The genetic algorithm-radial basis function neural network to quickly predict aerodynamic performance of compressors

Abstract

In this paper, compressor aerodynamic performance has been predicted based on throughflow theory, combined with a surrogate model, which is a combination of the Genetic Algorithm (GA) and generalized Radial Basis function (RBF) neural network. And the predicting results have been compared with those from the traditional models and spanwise mixing model, which still widely be used to predict the aerodynamic performance. We first predicted the deviation angle and total-pressure loss coefficient (TPLC) by the surrogate model, and then using these two intermediate variables connected the model with throughflow theory.

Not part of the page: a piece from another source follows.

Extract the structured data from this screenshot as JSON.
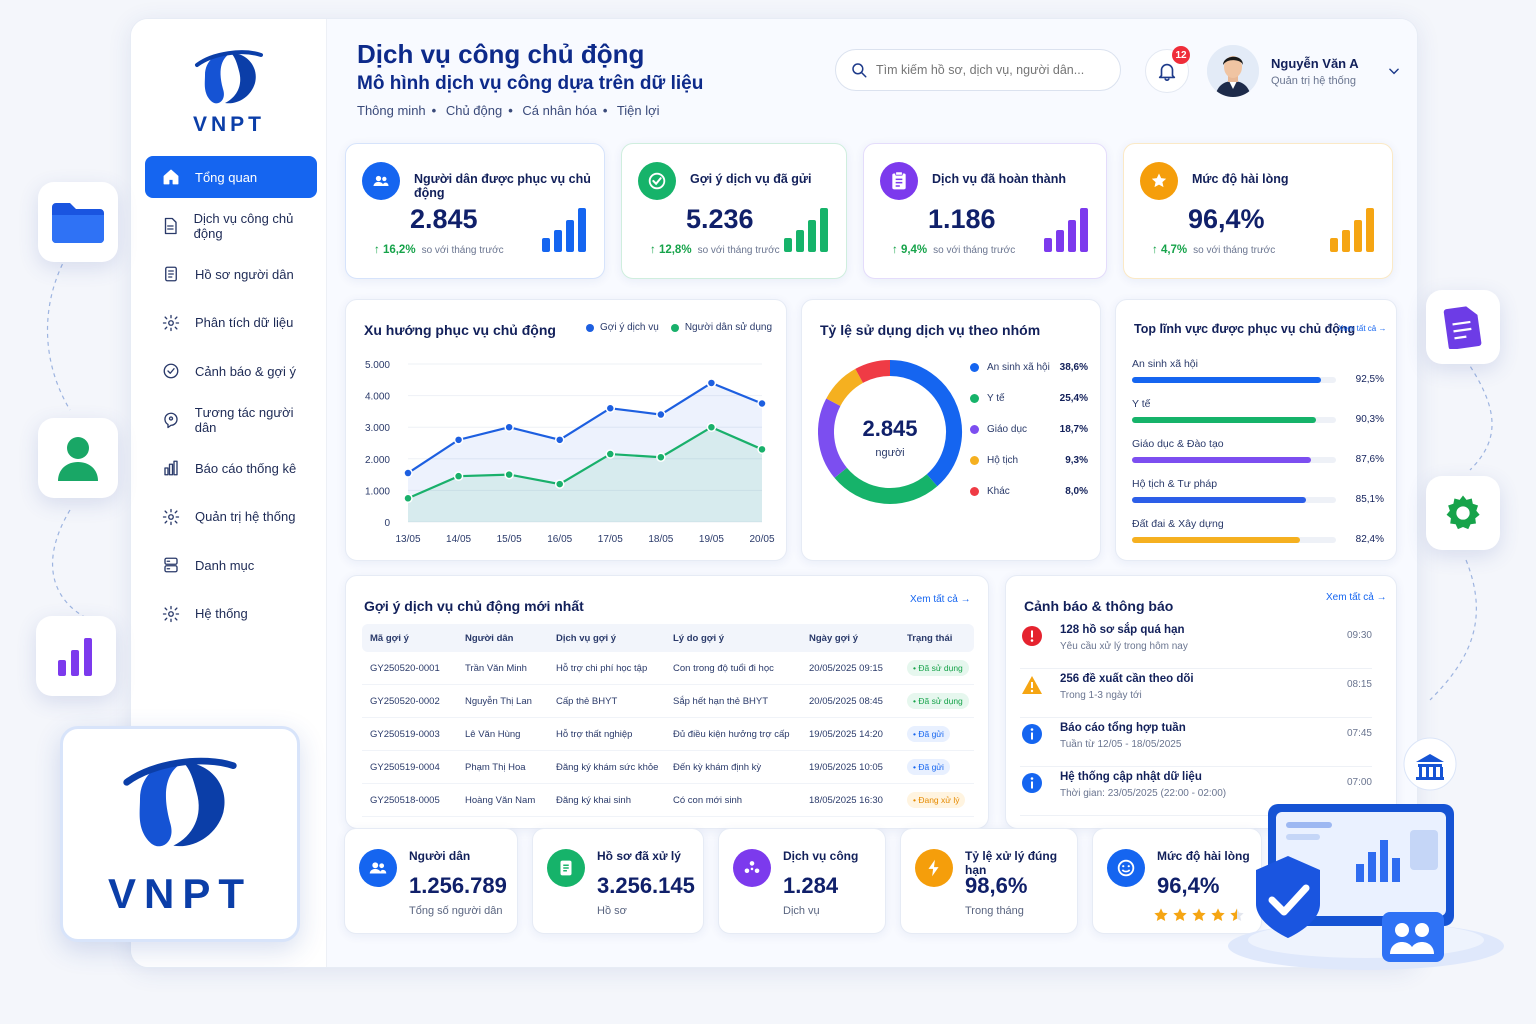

The pressure ratio and efficiency, representing the compressors’ total performance parameters, are predicted and compared with experimental data. In order to increase the accuracy of prediction, a data augmentation method based on the piecewise cubic Hermite interpolation (PCHIP) algorithm is introduced to enlarge the training database. At the same time, considering the vast differences of deviation angle and loss in different working conditions as well as aerodynamic and geometric differences of rotor and stator, the database and the network should be split into six components based on the choke, the normal and the stall conditions as well as rotor and stator. Then, the performance curves of pressure ratio and efficiency can be determined by an iteration process. The predicting results are compared with experimental data, which shows that the surrogate model matches experiments much better than those from the traditional models and spanwise mixing model.